Sekonyela’s wife, mother and the rest of the family have started funeral arrangements after a post-mortem was done last week.
After the torture they went through during the arrest of their beloved husband and son, the post-mortem has revealed the gruesome details of how he was brutally killed.
THE DOCTOR’S FINDINGS – According to the pathologist’s report, the deceased had suffered some broken ribs, a broken leg, and bruises all over the body.
The most severe injuries were on the neck, consistent with strangulation, and he appeared to have been beaten with an iron rod. Sekonyela had also suffered some internal bleeding.
“Even if he had not died, he would definitely be paralyzed. They didn’t just kill him, they killed us as well as his family. The pain he must have gone through is unimaginable. The cops were deaf; they didn’t even hear his cries. They killed him mercilessly and I want nothing more than justice for my son. Those heartless cops should pay for what they did to my son,” said Sekonyela’s mother – ‘Makabelo Ramahlele.
According to another family member, the postmortem was scheduled for Thursday last week, but it was rushed and done on Tuesday.
“We don’t know what they were trying to hide but we were informed at short notice.” the family says.
The Sekonyela compound is all quiet.
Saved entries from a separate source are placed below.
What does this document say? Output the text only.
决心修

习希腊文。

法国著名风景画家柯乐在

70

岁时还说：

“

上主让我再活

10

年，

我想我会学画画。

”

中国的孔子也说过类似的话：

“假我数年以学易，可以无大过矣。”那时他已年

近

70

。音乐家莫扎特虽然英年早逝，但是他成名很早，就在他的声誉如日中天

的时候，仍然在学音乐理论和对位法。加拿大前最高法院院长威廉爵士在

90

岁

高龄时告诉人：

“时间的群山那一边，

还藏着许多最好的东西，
Everything about it seems so dull, except the garden patch in front of the house, and a plastic green house made to grow food for the family.
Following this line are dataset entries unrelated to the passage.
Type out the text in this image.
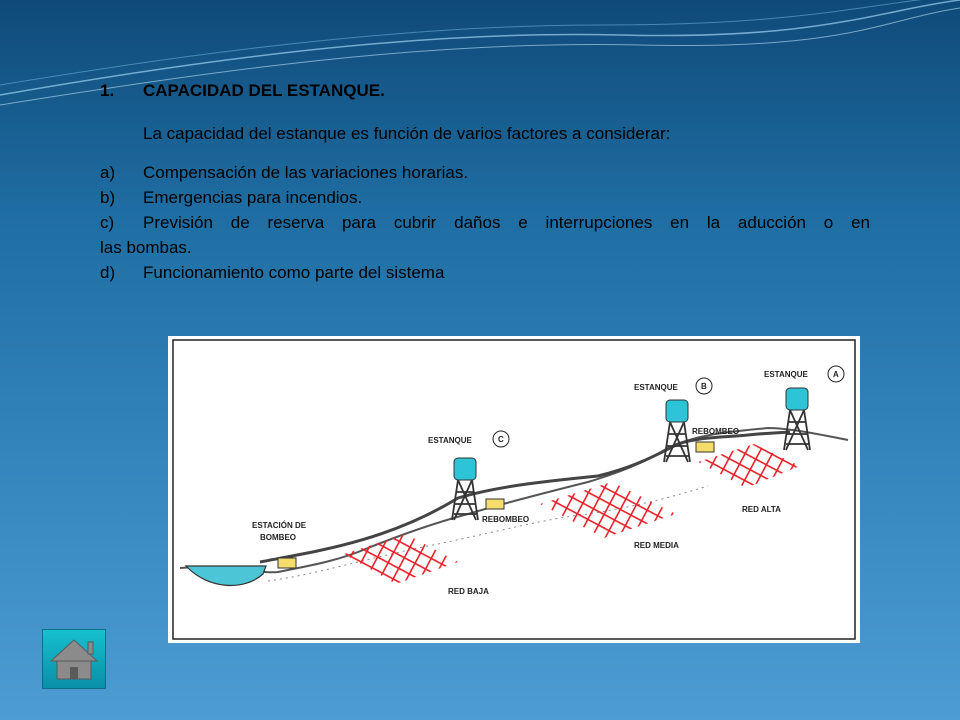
1.	CAPACIDAD DEL ESTANQUE.
La capacidad del estanque es función de varios factores a considerar:
a)	Compensación de las variaciones horarias.
b)	Emergencias para incendios.
c)	Previsión de reserva para cubrir daños e interrupciones en la aducción o en
las bombas.
d)	Funcionamiento como parte del sistema
ESTANQUE	A
ESTANQUE	B
ESTANQUE	C
REBOMBEO
REBOMBEO
ESTACIÓN DE
BOMBEO
RED ALTA
RED MEDIA
RED BAJA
At the door on our arrival was Sekonyela’s younger brother, who also looked sad and lost, but was welcoming enough to make one feel at home.
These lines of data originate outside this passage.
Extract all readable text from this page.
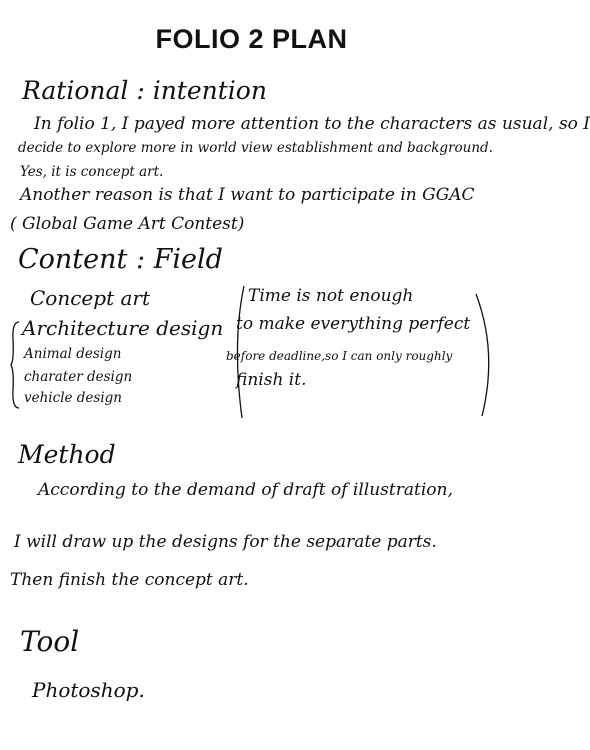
FOLIO 2 PLAN
Rational : intention
In folio 1, I payed more attention to the characters as usual, so I
decide to explore more in world view establishment and background.
Yes, it is concept art.
Another reason is that I want to participate in GGAC
( Global Game Art Contest)
Content : Field
Concept art
Architecture design
Animal design
charater design
vehicle design
Time is not enough
to make everything perfect
before deadline,so I can only roughly
finish it.
Method
According to the demand of draft of illustration,
I will draw up the designs for the separate parts.
Then finish the concept art.
Tool
Photoshop.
In the house sat his mother ‘Makabelo and her daughter in law, ’Mareitumetse. The two had just returned from a long day of waiting at Home Affairs to get the death certificate.
Sekonyela’s 25-year-old wife, now a widow, sat on another sofa seemingly lost lost in some strange world, and barely uttered a word.
Questioned on how she feels, she just shrugged her shoulders as tears welled in her eyes. After what seemed like forever she said, “I don’t know,” and again battled the tears from trickling down her cheeks.
Asked if she has a picture of her husband, she reaches out for a framed one from the display unit and looks at it dearly for quite some time, and then hands it over.
“This is all that I have of him and it looks somewhat pixilated,” at this she disappears into the kitchen and busies herself with some cooking.
While Sekonyela was in custody, his wife and mother were subjected to the torture of being lied to and being made to wait before they could see him.
They were some of the first people to get to the National Identity and Civil Registry to process the death certificate, but were the very last to leave that office, tired and hungry.
“Even in death, we had to wait,” said Ramahlele.
Police spokesperson Senior Superintendent Mpiti Mopeli said investigations have started but the officers suspected in the murder remain at work.
“Investigations have started, but I have not heard of any interdictions or arrest pertaining to the suspects.” says Mopeli.